期刊名称:International Journal of Advanced Computer Science and Applications(IJACSA)
印刷版ISSN:2158-107X
电子版ISSN:2156-5570
出版年度:2012
卷号:3
期号:5
DOI:10.14569/IJACSA.2012.030524
出版社:Science and Information Society (SAI)
摘要:In this paper a novel rotation-invariant neural-based pattern recognition system is proposed. The system incorporates a new image preprocessing technique to extract rotation-invariant descriptive patterns from the shapes.
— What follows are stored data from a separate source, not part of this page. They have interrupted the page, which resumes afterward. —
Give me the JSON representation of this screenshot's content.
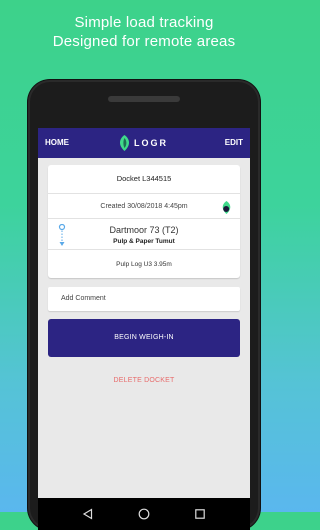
{
  "promo": {
    "line1": "Simple load tracking",
    "line2": "Designed for remote areas"
  },
  "appbar": {
    "home_label": "HOME",
    "logo_text": "LOGR",
    "edit_label": "EDIT"
  },
  "docket": {
    "title": "Docket L344515",
    "created": "Created 30/08/2018 4:45pm",
    "origin": "Dartmoor 73 (T2)",
    "destination": "Pulp & Paper Tumut",
    "product": "Pulp Log U3 3.95m"
  },
  "comment": {
    "placeholder": "Add Comment"
  },
  "actions": {
    "weigh_in_label": "BEGIN WEIGH-IN",
    "delete_label": "DELETE DOCKET"
  },
  "colors": {
    "primary": "#2c2483",
    "accent_green": "#3fd98a",
    "danger": "#e86c6c",
    "marker_blue": "#5aa9e8"
  },
  "icons": {
    "logo": "leaf-logo-icon",
    "created_status": "leaf-status-icon",
    "route": "route-marker-icon",
    "nav_back": "back-triangle-icon",
    "nav_home": "home-circle-icon",
    "nav_recent": "recent-square-icon"
  }
}
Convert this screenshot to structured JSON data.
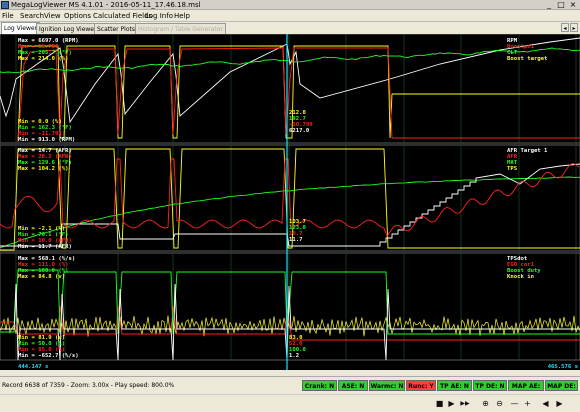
{
  "window": {
    "title": "MegaLogViewer MS 4.1.01 - 2016-05-11_17.46.18.msl",
    "minimize": "_",
    "maximize": "□",
    "close": "×"
  },
  "menu": [
    "File",
    "Search",
    "View",
    "Options",
    "Calculated Fields",
    "Log Info",
    "Help"
  ],
  "tabs": [
    {
      "label": "Log Viewer",
      "active": true
    },
    {
      "label": "Ignition Log Viewer"
    },
    {
      "label": "Scatter Plots"
    },
    {
      "label": "Histogram / Table Generator",
      "disabled": true
    }
  ],
  "tab_arrows": [
    "◂",
    "▸"
  ],
  "chart_data": [
    {
      "type": "line",
      "panel": 1,
      "legend": [
        {
          "name": "RPM",
          "color": "#ffffff"
        },
        {
          "name": "Boostpsi",
          "color": "#ff2020"
        },
        {
          "name": "CLT",
          "color": "#20ff20"
        },
        {
          "name": "Boost target",
          "color": "#ffff20"
        }
      ],
      "max": [
        "Max = 6697.0 (RPM)",
        "Max = 15.700",
        "Max = 205.7 (°F)",
        "Max = 214.0 (%)"
      ],
      "min": [
        "Min = 0.0 (%)",
        "Min = 162.3 (°F)",
        "Min = -11.793",
        "Min = 913.0 (RPM)"
      ],
      "cursor": [
        "212.0",
        "192.7",
        "-10.799",
        "6217.0"
      ]
    },
    {
      "type": "line",
      "panel": 2,
      "legend": [
        {
          "name": "AFR Target 1",
          "color": "#ffffff"
        },
        {
          "name": "AFR",
          "color": "#ff2020"
        },
        {
          "name": "MAT",
          "color": "#20ff20"
        },
        {
          "name": "TPS",
          "color": "#ffff20"
        }
      ],
      "max": [
        "Max = 14.7 (AFR)",
        "Max = 20.2 (AFR)",
        "Max = 129.6 (°F)",
        "Max = 104.2 (%)"
      ],
      "min": [
        "Min = -2.1 (%)",
        "Min = 76.1 (°F)",
        "Min = 10.0 (AFR)",
        "Min = 11.7 (AFR)"
      ],
      "cursor": [
        "103.7",
        "123.0",
        "10.7",
        "11.7"
      ]
    },
    {
      "type": "line",
      "panel": 3,
      "legend": [
        {
          "name": "TPSdot",
          "color": "#ffffff"
        },
        {
          "name": "EGO cor1",
          "color": "#ff2020"
        },
        {
          "name": "Boost duty",
          "color": "#20ff20"
        },
        {
          "name": "Knock in",
          "color": "#ffff20"
        }
      ],
      "max": [
        "Max = 568.1 (%/s)",
        "Max = 111.0 (%)",
        "Max = 100.0 (%)",
        "Max = 84.8 (v)"
      ],
      "min": [
        "Min = 81.9 (v)",
        "Min = 50.0 (%)",
        "Min = 85.0 (%)",
        "Min = -652.7 (%/s)"
      ],
      "cursor": [
        "83.0",
        "52.0",
        "100.0",
        "1.2"
      ]
    }
  ],
  "time_left": "444.147 s",
  "time_right": "465.576 s",
  "status": {
    "text": "Record 6638 of 7359 - Zoom: 3.00x - Play speed: 800.0%",
    "indicators": [
      {
        "label": "Crank: N",
        "color": "#33cc33"
      },
      {
        "label": "ASE: N",
        "color": "#33cc33"
      },
      {
        "label": "Warmc: N",
        "color": "#33cc33"
      },
      {
        "label": "Runc: Y",
        "color": "#ff4040"
      },
      {
        "label": "TP AE: N",
        "color": "#33cc33"
      },
      {
        "label": "TP DE: N",
        "color": "#33cc33"
      },
      {
        "label": "MAP AE: N",
        "color": "#33cc33"
      },
      {
        "label": "MAP DE: N",
        "color": "#33cc33"
      }
    ]
  },
  "playback": {
    "buttons": [
      {
        "name": "stop-icon",
        "glyph": "■"
      },
      {
        "name": "play-icon",
        "glyph": "▶"
      },
      {
        "name": "fast-forward-icon",
        "glyph": "▶▶"
      },
      {
        "name": "zoom-in-icon",
        "glyph": "⊕"
      },
      {
        "name": "zoom-out-icon",
        "glyph": "⊖"
      },
      {
        "name": "minus-icon",
        "glyph": "—"
      },
      {
        "name": "plus-icon",
        "glyph": "+"
      },
      {
        "name": "step-back-icon",
        "glyph": "◀"
      },
      {
        "name": "step-forward-icon",
        "glyph": "▶"
      }
    ]
  }
}
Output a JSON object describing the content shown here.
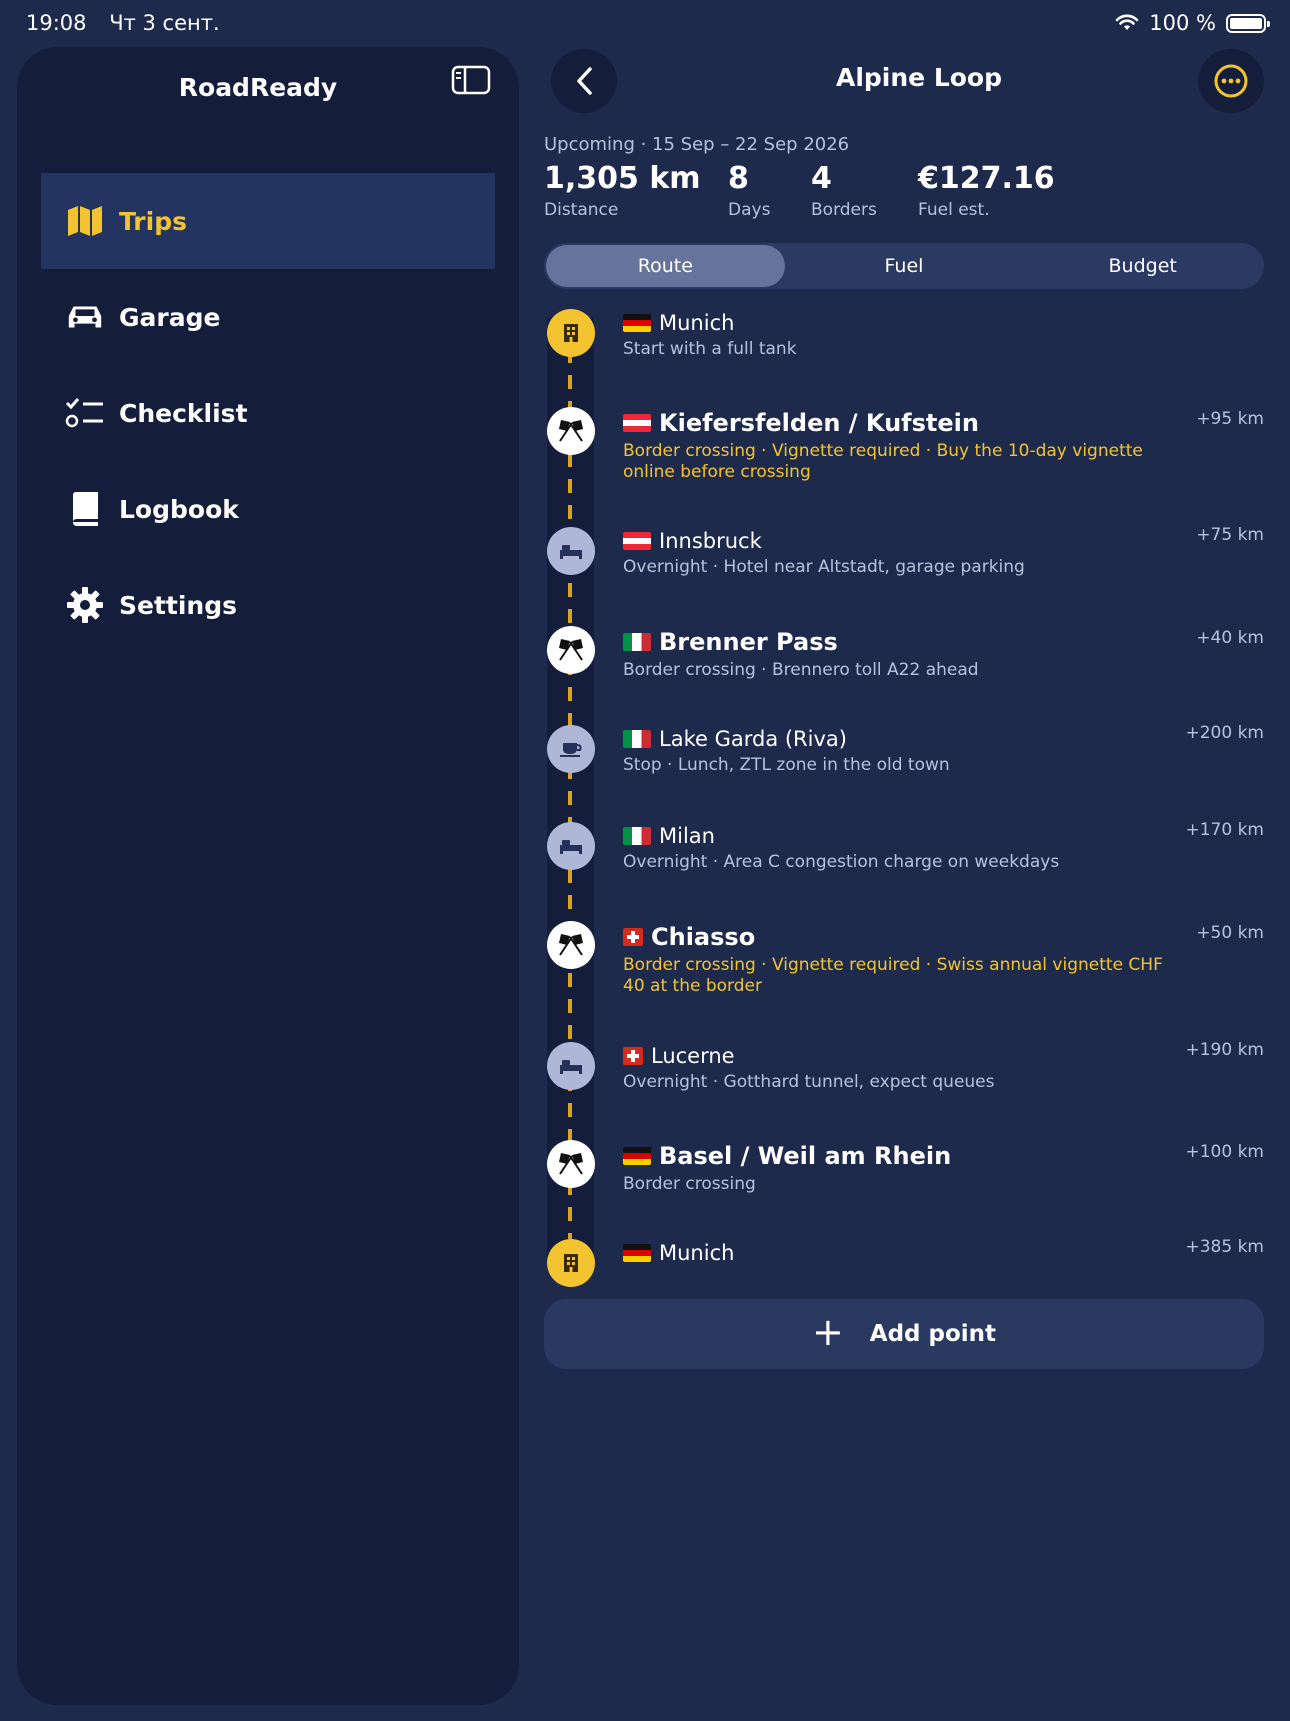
{
  "status_bar": {
    "time": "19:08",
    "date": "Чт 3 сент.",
    "battery": "100 %"
  },
  "sidebar": {
    "title": "RoadReady",
    "items": [
      {
        "label": "Trips",
        "icon": "map-icon",
        "active": true
      },
      {
        "label": "Garage",
        "icon": "car-icon",
        "active": false
      },
      {
        "label": "Checklist",
        "icon": "checklist-icon",
        "active": false
      },
      {
        "label": "Logbook",
        "icon": "book-icon",
        "active": false
      },
      {
        "label": "Settings",
        "icon": "gear-icon",
        "active": false
      }
    ]
  },
  "header": {
    "title": "Alpine Loop"
  },
  "trip": {
    "meta": "Upcoming · 15 Sep – 22 Sep 2026",
    "stats": [
      {
        "value": "1,305 km",
        "label": "Distance"
      },
      {
        "value": "8",
        "label": "Days"
      },
      {
        "value": "4",
        "label": "Borders"
      },
      {
        "value": "€127.16",
        "label": "Fuel est."
      }
    ]
  },
  "tabs": [
    {
      "label": "Route",
      "active": true
    },
    {
      "label": "Fuel",
      "active": false
    },
    {
      "label": "Budget",
      "active": false
    }
  ],
  "route": [
    {
      "name": "Munich",
      "flag": "de",
      "type": "city",
      "sub": "Start with a full tank",
      "dist": ""
    },
    {
      "name": "Kiefersfelden / Kufstein",
      "flag": "at",
      "type": "border",
      "sub": "Border crossing · Vignette required · Buy the 10-day vignette online before crossing",
      "dist": "+95 km",
      "warn": true
    },
    {
      "name": "Innsbruck",
      "flag": "at",
      "type": "overnight",
      "sub": "Overnight · Hotel near Altstadt, garage parking",
      "dist": "+75 km"
    },
    {
      "name": "Brenner Pass",
      "flag": "it",
      "type": "border",
      "sub": "Border crossing · Brennero toll A22 ahead",
      "dist": "+40 km"
    },
    {
      "name": "Lake Garda (Riva)",
      "flag": "it",
      "type": "stop",
      "sub": "Stop · Lunch, ZTL zone in the old town",
      "dist": "+200 km"
    },
    {
      "name": "Milan",
      "flag": "it",
      "type": "overnight",
      "sub": "Overnight · Area C congestion charge on weekdays",
      "dist": "+170 km"
    },
    {
      "name": "Chiasso",
      "flag": "ch",
      "type": "border",
      "sub": "Border crossing · Vignette required · Swiss annual vignette CHF 40 at the border",
      "dist": "+50 km",
      "warn": true
    },
    {
      "name": "Lucerne",
      "flag": "ch",
      "type": "overnight",
      "sub": "Overnight · Gotthard tunnel, expect queues",
      "dist": "+190 km"
    },
    {
      "name": "Basel / Weil am Rhein",
      "flag": "de",
      "type": "border",
      "sub": "Border crossing",
      "dist": "+100 km"
    },
    {
      "name": "Munich",
      "flag": "de",
      "type": "city",
      "sub": "",
      "dist": "+385 km"
    }
  ],
  "add_point": {
    "label": "Add point"
  },
  "colors": {
    "accent": "#f4c430",
    "background": "#1e2a4c",
    "sidebar": "#141e3b"
  }
}
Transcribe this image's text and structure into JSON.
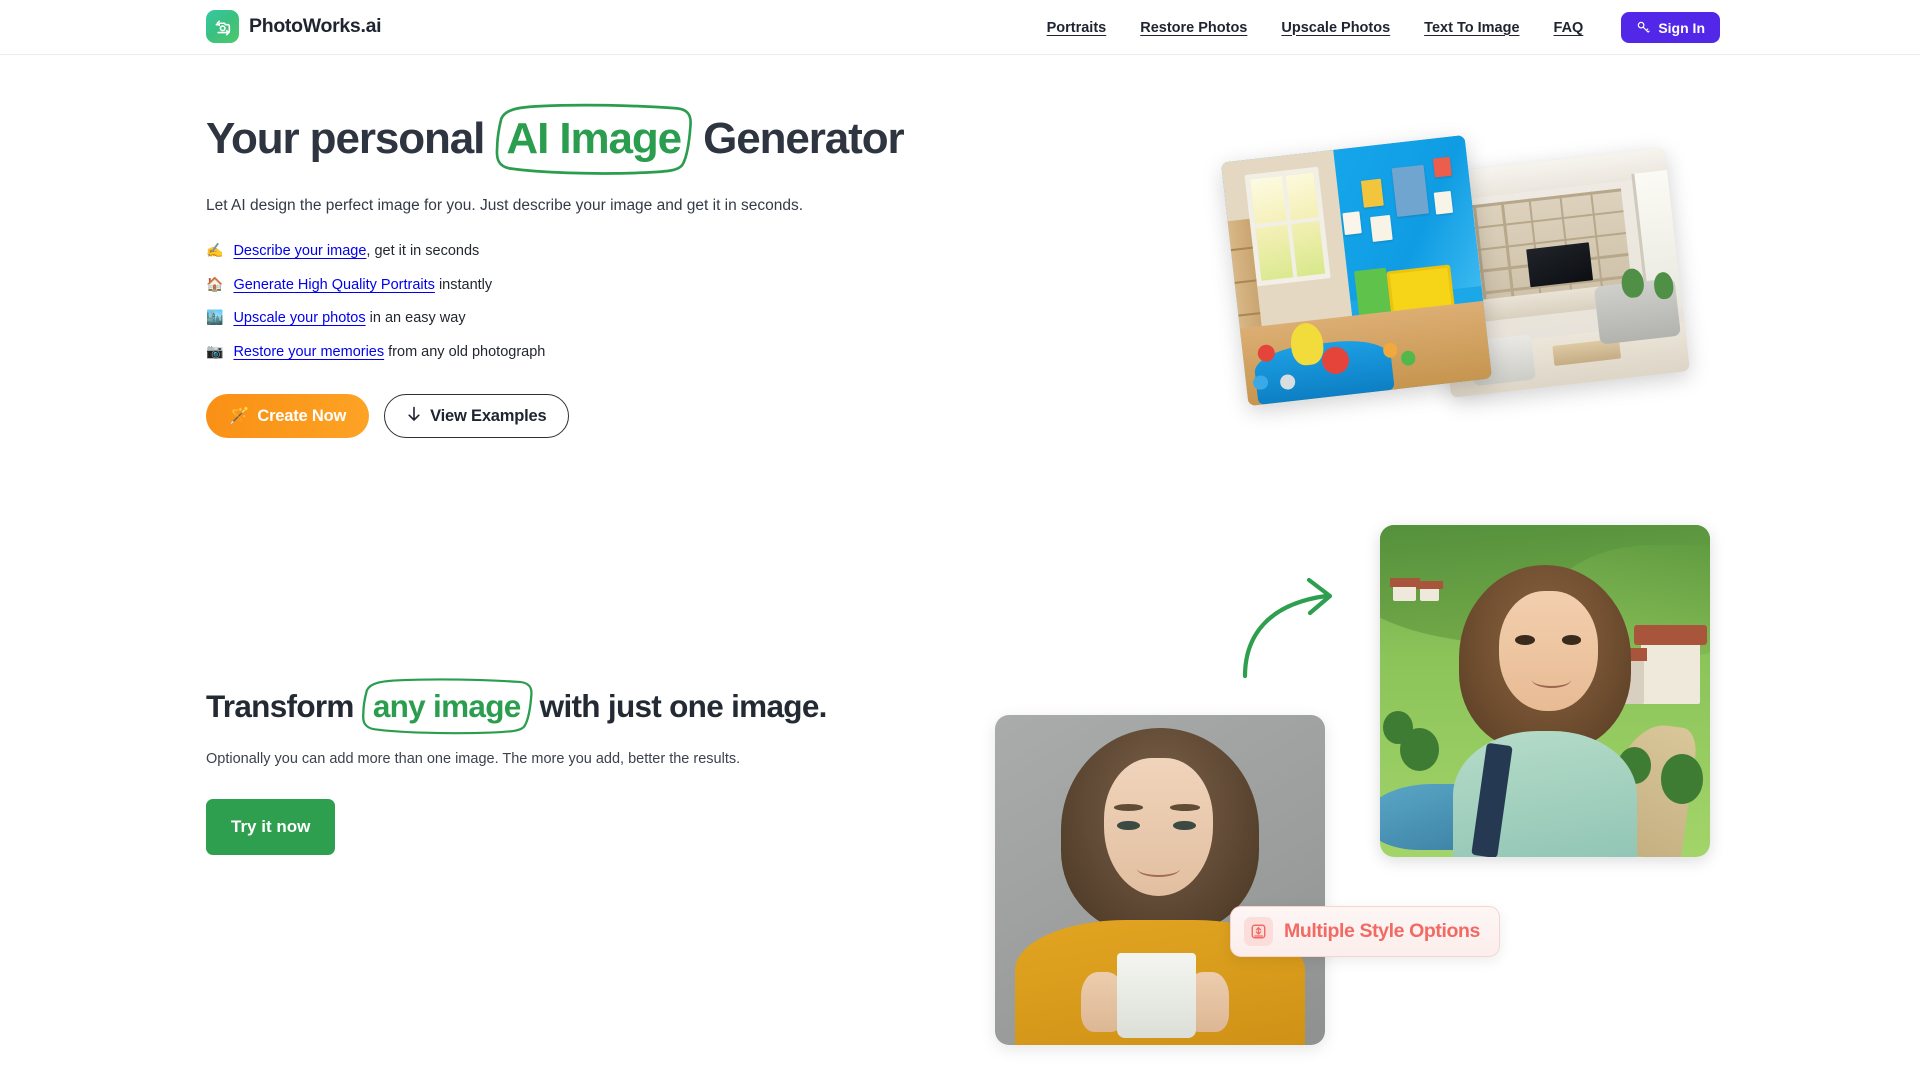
{
  "header": {
    "brand_name": "PhotoWorks.ai",
    "logo_icon": "camera-refresh-icon",
    "nav_items": [
      {
        "label": "Portraits"
      },
      {
        "label": "Restore Photos"
      },
      {
        "label": "Upscale Photos"
      },
      {
        "label": "Text To Image"
      },
      {
        "label": "FAQ"
      }
    ],
    "signin_label": "Sign In",
    "signin_icon": "key-icon",
    "signin_color": "#5227e8"
  },
  "hero": {
    "title_before": "Your personal",
    "title_highlight": "AI Image",
    "title_after": "Generator",
    "highlight_color": "#2a9d4f",
    "subtitle": "Let AI design the perfect image for you. Just describe your image and get it in seconds.",
    "features": [
      {
        "emoji": "✍️",
        "emoji_name": "writing-hand-emoji",
        "link": "Describe your image",
        "rest": ", get it in seconds"
      },
      {
        "emoji": "🏠",
        "emoji_name": "house-emoji",
        "link": "Generate High Quality Portraits",
        "rest": " instantly"
      },
      {
        "emoji": "🏙️",
        "emoji_name": "cityscape-emoji",
        "link": "Upscale your photos",
        "rest": " in an easy way"
      },
      {
        "emoji": "📷",
        "emoji_name": "camera-emoji",
        "link": "Restore your memories",
        "rest": " from any old photograph"
      }
    ],
    "create_label": "Create Now",
    "create_emoji": "🪄",
    "create_color": "#f99016",
    "examples_label": "View Examples",
    "examples_icon": "arrow-down-icon",
    "image_playroom_alt": "Colorful kids playroom with blue walls, toys and blue rug",
    "image_livingroom_alt": "Modern living room with wooden shelving, TV and sofa"
  },
  "transform": {
    "title_before": "Transform",
    "title_highlight": "any image",
    "title_after": "with just one image.",
    "highlight_color": "#2a9d4f",
    "subtitle": "Optionally you can add more than one image. The more you add, better the results.",
    "try_label": "Try it now",
    "try_color": "#2e9e4f",
    "arrow_icon": "curved-arrow-icon",
    "arrow_color": "#2e9e4f",
    "badge_label": "Multiple Style Options",
    "badge_icon": "download-box-icon",
    "badge_color": "#f26a63",
    "image_original_alt": "Woman in mustard sweater holding a white mug on gray background",
    "image_generated_alt": "AI generated portrait of woman in a green valley with village"
  }
}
The proposed system applies a three phase algorithm on the shape image to extract the rotation-invariant pattern. First, the orientation angle of the shape is calculated using a newly developed shape orientation technique. The technique is effective, computationally inexpensive and can be applied to shapes with several non-equally separated axes of symmetry. A simple method to calculate the average angle of the shape’s axes of symmetry is defined. In this technique, only the first moment of inertia is considered to reduce the computational cost. In the second phase, the image is rotated using a simple rotation technique to adapt its orientation angle to any specific reference angle. Finally in the third phase, the image preprocessor creates a symmetrical pattern about the axis with the calculated orientation angle and the perpendicular axis on it. Performing this operation in both the neural network training and application phases, ensures that the test rotated patterns will enter the network in the same position as in the training. Three different approaches were used to create the symmetrical patterns from the shapes. Experimental results indicate that the proposed approach is very effective and provide a recognition rate up to 99.5%.